İkinci yarıda da yılların ve olayların hızlı gelişmesine rağmen bunu dingin bir anlatımla başarabilen Bidegain, kilit sahnelerle bu yılların özetini çıkarabiliyor. Tarzına yakışır şekilde dingin ama çok dokunaklı bir finalle belirsizliğine nokta koymasını da biliyor. Kaçırılma mı, yoksa kendi rızasıyla terk etme mi gibi belirsizliklerin bu finalle pek bir önemi de kalmıyor aslında. Geçmişi sorgulamak yerine o final anının hüzün dolu tonuyla ilgileniyor. Sıkıntılarla dolu geçmişin götürdüklerini, yıprattığı psikolojileri ardında bırakmış, kendini zamanın akışına ve o akışın değiştirdiklerine bırakmış tuhaf bir rahatlama hissiyle bu uzun macera sona eriyor. Baba-oğulu canlandıran François Damiens ve Finnegan Oldfield, film nasılsa ona uygun bir performans gösteriyorlar. Yani abartısız, ama kendi içinde bu belirsizliğin yarattığı fırtınalarla boğuşan, uç noktalara çekildiğinde de patlamasını bilen gerçekçilikte.
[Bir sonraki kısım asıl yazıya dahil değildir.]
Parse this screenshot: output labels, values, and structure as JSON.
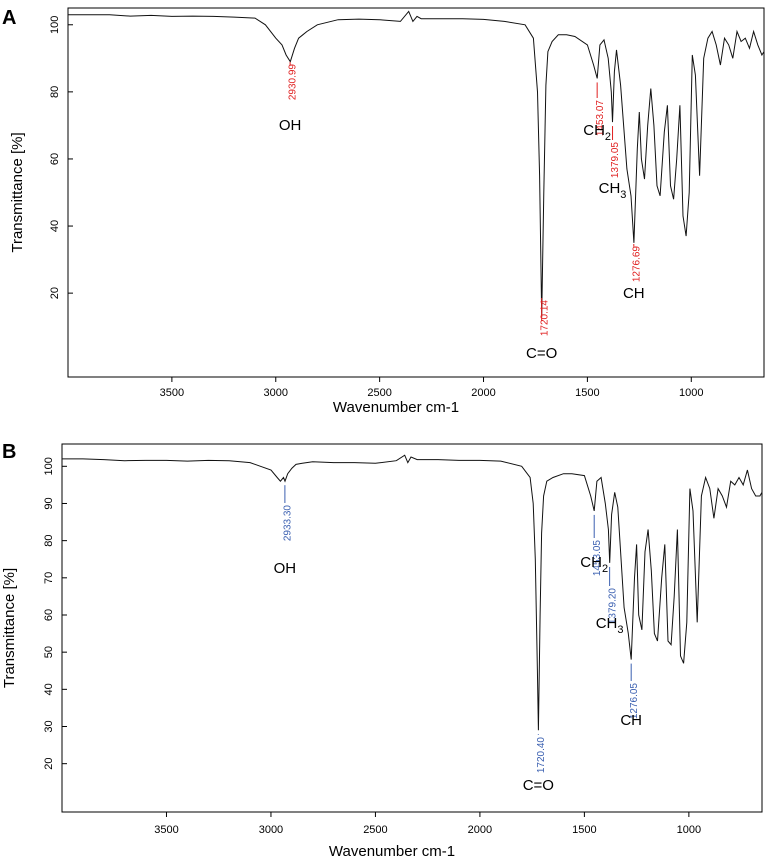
{
  "chart_data": [
    {
      "panel": "A",
      "type": "line",
      "xlabel": "Wavenumber cm-1",
      "ylabel": "Transmittance [%]",
      "xlim": [
        4000,
        650
      ],
      "ylim": [
        -5,
        105
      ],
      "xticks": [
        3500,
        3000,
        2500,
        2000,
        1500,
        1000
      ],
      "yticks": [
        20,
        40,
        60,
        80,
        100
      ],
      "annotation_color": "#e02020",
      "x": [
        4000,
        3900,
        3800,
        3700,
        3600,
        3500,
        3400,
        3300,
        3200,
        3100,
        3050,
        3000,
        2970,
        2950,
        2930,
        2910,
        2890,
        2870,
        2850,
        2800,
        2700,
        2600,
        2500,
        2400,
        2360,
        2340,
        2320,
        2300,
        2200,
        2100,
        2000,
        1900,
        1800,
        1760,
        1740,
        1730,
        1720,
        1710,
        1700,
        1690,
        1670,
        1640,
        1600,
        1560,
        1500,
        1470,
        1453,
        1440,
        1420,
        1400,
        1385,
        1379,
        1370,
        1360,
        1340,
        1310,
        1290,
        1276,
        1260,
        1250,
        1240,
        1225,
        1210,
        1195,
        1180,
        1165,
        1150,
        1130,
        1115,
        1100,
        1085,
        1070,
        1055,
        1040,
        1025,
        1010,
        995,
        980,
        960,
        940,
        920,
        900,
        880,
        860,
        840,
        820,
        800,
        780,
        760,
        740,
        720,
        700,
        680,
        660,
        650
      ],
      "series": [
        {
          "values": [
            103,
            103,
            103,
            102.6,
            102.8,
            102.5,
            102.6,
            102.5,
            102.3,
            102,
            100,
            96,
            94,
            91,
            89,
            93,
            96,
            97,
            98,
            100,
            101.5,
            101.7,
            101.5,
            101,
            104,
            101,
            102.5,
            101.8,
            101.8,
            101.8,
            101.6,
            101,
            100,
            96,
            80,
            55,
            13,
            50,
            82,
            92,
            95,
            97,
            97,
            96.5,
            94,
            88,
            84,
            94,
            95.5,
            90,
            80,
            71,
            86,
            92.5,
            82,
            57,
            49,
            35,
            63,
            74,
            60,
            54,
            70,
            81,
            70,
            52,
            49,
            68,
            76,
            52,
            48,
            60,
            76,
            43,
            37,
            50,
            91,
            85,
            55,
            90,
            96,
            98,
            94,
            88,
            96,
            94,
            90,
            98,
            95,
            96,
            93,
            98,
            94,
            91,
            92
          ]
        }
      ],
      "annotations": [
        {
          "num": "2930.99",
          "group": "OH",
          "sub": "",
          "x": 2930.99,
          "y": 89,
          "dir": "down"
        },
        {
          "num": "1720.14",
          "group": "C=O",
          "sub": "",
          "x": 1720.14,
          "y": 13,
          "dir": "down"
        },
        {
          "num": "1453.07",
          "group": "CH",
          "sub": "2",
          "x": 1453.07,
          "y": 84,
          "dir": "down"
        },
        {
          "num": "1379.05",
          "group": "CH",
          "sub": "3",
          "x": 1379.05,
          "y": 71,
          "dir": "down"
        },
        {
          "num": "1276.69",
          "group": "CH",
          "sub": "",
          "x": 1276.69,
          "y": 35,
          "dir": "down"
        }
      ]
    },
    {
      "panel": "B",
      "type": "line",
      "xlabel": "Wavenumber cm-1",
      "ylabel": "Transmittance [%]",
      "xlim": [
        4000,
        650
      ],
      "ylim": [
        7,
        106
      ],
      "xticks": [
        3500,
        3000,
        2500,
        2000,
        1500,
        1000
      ],
      "yticks": [
        20,
        30,
        40,
        50,
        60,
        70,
        80,
        90,
        100
      ],
      "annotation_color": "#3a5fb0",
      "x": [
        4000,
        3900,
        3800,
        3700,
        3600,
        3500,
        3400,
        3300,
        3200,
        3100,
        3050,
        3000,
        2970,
        2955,
        2940,
        2933,
        2920,
        2900,
        2880,
        2850,
        2800,
        2700,
        2600,
        2500,
        2400,
        2360,
        2345,
        2330,
        2300,
        2200,
        2100,
        2000,
        1900,
        1800,
        1760,
        1745,
        1735,
        1725,
        1720,
        1712,
        1705,
        1695,
        1680,
        1650,
        1600,
        1560,
        1500,
        1470,
        1453,
        1440,
        1420,
        1400,
        1385,
        1379,
        1370,
        1355,
        1340,
        1310,
        1290,
        1276,
        1260,
        1250,
        1240,
        1225,
        1210,
        1195,
        1180,
        1165,
        1150,
        1130,
        1115,
        1100,
        1085,
        1070,
        1055,
        1040,
        1025,
        1010,
        995,
        980,
        960,
        940,
        920,
        900,
        880,
        860,
        840,
        820,
        800,
        780,
        760,
        740,
        720,
        700,
        680,
        660,
        650
      ],
      "series": [
        {
          "values": [
            102,
            102,
            101.8,
            101.5,
            101.6,
            101.6,
            101.4,
            101.6,
            101.5,
            101,
            100,
            99,
            97,
            96,
            97,
            96,
            98,
            99.5,
            100.5,
            100.8,
            101.2,
            101,
            101,
            100.8,
            101.5,
            103,
            101,
            102.5,
            101.8,
            101.8,
            101.6,
            101.6,
            101.4,
            100,
            97,
            90,
            75,
            45,
            29,
            60,
            82,
            92,
            96,
            97,
            98,
            98,
            97.5,
            92,
            88,
            96,
            97,
            90,
            83,
            74,
            87,
            93,
            89,
            62,
            55,
            48,
            70,
            79,
            60,
            56,
            77,
            83,
            72,
            55,
            53,
            70,
            79,
            53,
            52,
            65,
            83,
            49,
            47,
            58,
            94,
            88,
            58,
            92,
            97,
            94,
            86,
            94,
            92,
            89,
            96,
            95,
            97,
            95,
            99,
            94,
            92,
            92,
            93
          ]
        }
      ],
      "annotations": [
        {
          "num": "2933.30",
          "group": "OH",
          "sub": "",
          "x": 2933.3,
          "y": 96,
          "dir": "down"
        },
        {
          "num": "1720.40",
          "group": "C=O",
          "sub": "",
          "x": 1720.4,
          "y": 29,
          "dir": "down"
        },
        {
          "num": "1453.05",
          "group": "CH",
          "sub": "2",
          "x": 1453.05,
          "y": 88,
          "dir": "down"
        },
        {
          "num": "1379.20",
          "group": "CH",
          "sub": "3",
          "x": 1379.2,
          "y": 74,
          "dir": "down"
        },
        {
          "num": "1276.05",
          "group": "CH",
          "sub": "",
          "x": 1276.05,
          "y": 48,
          "dir": "down"
        }
      ]
    }
  ]
}
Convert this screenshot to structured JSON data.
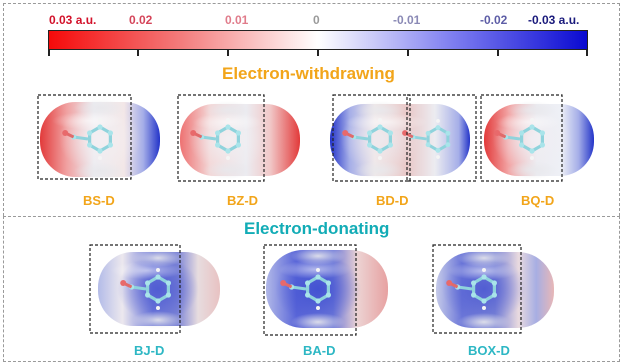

Filmin adına istinaden, country kültürüne yakın bir toplulukta yaşayan Alain ve Georges’un şartlar gereği iz süren birer kovboya dönmelerinin western janrındaki karşılıklarını hem pastoral, hem de kentsel boyutlarda görmekteyiz. Her ne kadar yolculuğun getirdiklerini uzun bir yayılma sürecinde zamanda sıçramalarla izlesek de, Les Cowboys için kapsamlı bir neo-western yol filmi demek de mümkün. İspanya’nın Almería şehrine ait Almería Western Film Festivali adında mütevazi bir ödül organizasyonu olduğunu fark etmemizi sağlayan, bu festivalin 2016 ayağında En İyi Neowestern Jüri Özel Ödülü’nü kazanan Les Cowboys, içine girmesi kolay da, zor da olsa, girildiği vakit tortu bırakabilecek filmlerden.